While "Fear Up" and "Incentive" approaches act somewhat like what they sound -- using fear and promises to gain the "cooperation" of a prisoner under interrogation -- "Futility" has a vague goal of imparting to a prisoner, according to the AFM, the notion that "resistance to questioning is futile."

According to the manual, "This engenders a feeling of hopelessness and helplessness on the part of the source."

A review of documents released under FOIA shows that use of the "Futility" approach in the AFM was the rationale behind the use of loud music, strobe lights, and sexualized assaults and embarrassment on prisoners. The “Futility” technique pre-dates the introduction of the current Army Field Manual, which is numbered 2-22.3 and introduced in September 2006. In fact, the earlier AFM, labeled 35-52 was the basis of numerous accusations of documented abuse.

In the executive summary of the 2005 the Department of Defense's Schimdt-Furlow investigation into abuse of prisoners, the use of loud music and strobe lights on prisoners was labeled "music futility," and considered an "allowed technique." DoD investigators looked at accusation of misuse of such techniques, but never banned them.

Military investigators wrote, "Placement of a detainee in the interrogation booth and subjecting him to loud music and strobe lights should be limited and conducted within clearly prescribed limits" (pg. 9).

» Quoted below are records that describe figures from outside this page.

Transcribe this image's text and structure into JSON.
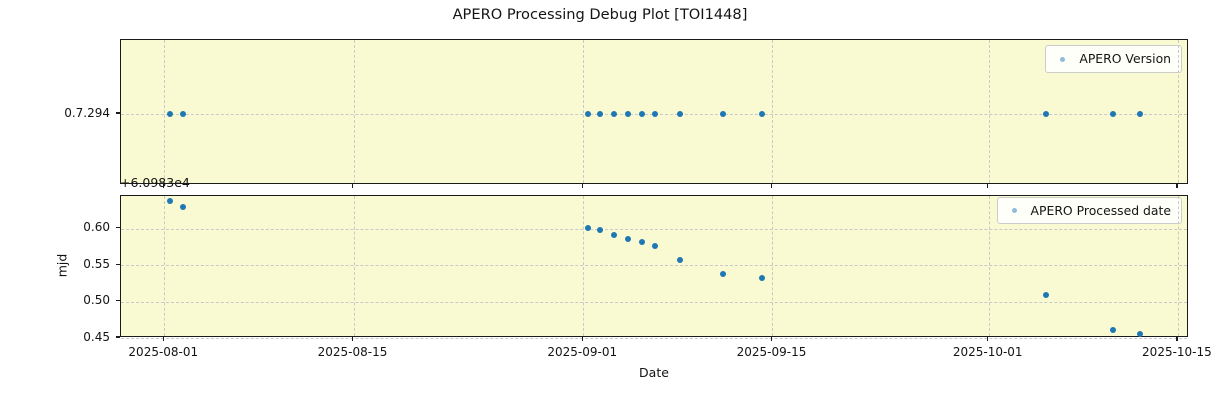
{
  "title": "APERO Processing Debug Plot [TOI1448]",
  "colors": {
    "plot_background": "#fafad2",
    "point": "#1f77b4",
    "legend_marker": "#92badb",
    "grid": "#c9c9c9",
    "spine": "#1b1b1b"
  },
  "chart_data": {
    "type": "scatter",
    "title": "APERO Processing Debug Plot [TOI1448]",
    "xlabel": "Date",
    "grid": true,
    "x_tick_labels": [
      "2025-08-01",
      "2025-08-15",
      "2025-09-01",
      "2025-09-15",
      "2025-10-01",
      "2025-10-15"
    ],
    "x_tick_day_offsets": [
      0,
      14,
      31,
      45,
      61,
      75
    ],
    "xlim_days_from_2025_08_01": [
      -3.2,
      75.8
    ],
    "subplots": [
      {
        "name": "version",
        "legend_label": "APERO Version",
        "legend_position": "upper right",
        "y_tick_labels": [
          "0.7.294"
        ],
        "version_value": "0.7.294",
        "dates": [
          "2025-08-01",
          "2025-08-02",
          "2025-09-01",
          "2025-09-02",
          "2025-09-03",
          "2025-09-04",
          "2025-09-05",
          "2025-09-06",
          "2025-09-08",
          "2025-09-11",
          "2025-09-14",
          "2025-10-05",
          "2025-10-10",
          "2025-10-12"
        ],
        "day_offsets": [
          0.44,
          1.42,
          31.33,
          32.24,
          33.25,
          34.33,
          35.34,
          36.28,
          38.18,
          41.34,
          44.2,
          65.22,
          70.2,
          72.22
        ],
        "values": [
          "0.7.294",
          "0.7.294",
          "0.7.294",
          "0.7.294",
          "0.7.294",
          "0.7.294",
          "0.7.294",
          "0.7.294",
          "0.7.294",
          "0.7.294",
          "0.7.294",
          "0.7.294",
          "0.7.294",
          "0.7.294"
        ]
      },
      {
        "name": "processed_date",
        "legend_label": "APERO Processed date",
        "legend_position": "upper right",
        "ylabel": "mjd",
        "y_offset_text": "+6.0983e4",
        "y_tick_labels": [
          "0.60",
          "0.55",
          "0.50",
          "0.45"
        ],
        "y_tick_values": [
          0.6,
          0.55,
          0.5,
          0.45
        ],
        "ylim": [
          0.45,
          0.645
        ],
        "dates": [
          "2025-08-01",
          "2025-08-02",
          "2025-09-01",
          "2025-09-02",
          "2025-09-03",
          "2025-09-04",
          "2025-09-05",
          "2025-09-06",
          "2025-09-08",
          "2025-09-11",
          "2025-09-14",
          "2025-10-05",
          "2025-10-10",
          "2025-10-12"
        ],
        "day_offsets": [
          0.44,
          1.42,
          31.33,
          32.24,
          33.25,
          34.33,
          35.34,
          36.28,
          38.18,
          41.34,
          44.2,
          65.22,
          70.2,
          72.22
        ],
        "values": [
          0.638,
          0.63,
          0.601,
          0.598,
          0.591,
          0.586,
          0.582,
          0.577,
          0.557,
          0.538,
          0.532,
          0.509,
          0.461,
          0.455
        ]
      }
    ]
  }
}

Those limits were not specified.

Additionally, the Schmidt-Furlow investigators looked at instances where female interrogators had fondled prisoners, or pretended to splash menstrual blood upon them. According to military authorities, these were a form of "gender coercion," and identified as a "futility technique."

President Obama's Jan. 2009 executive order would seem to have halted the use of what DoD called "gender coercion," but not "music futility." But we don't know because of pervasive secrecy exactly what military or other interrogators do or don't do when they employ the "Futility" technique.

Numerous human rights groups, including Amnesty International, Physicians for Human Rights, and the Institute on Medicine as a Profession and Open Society Foundations have called for the elimination of Appendix M and/or the rewriting of the entire Army Field Manual itself.

What has been lacking is a widespread public discourse that recognizes that swapping waterboarding and the CIA’s “enhanced interrogation” torture with the Army Field Manual as an instrument of humane interrogation only replaced the use of brutal torture techniques with those that emphasize psychological torture.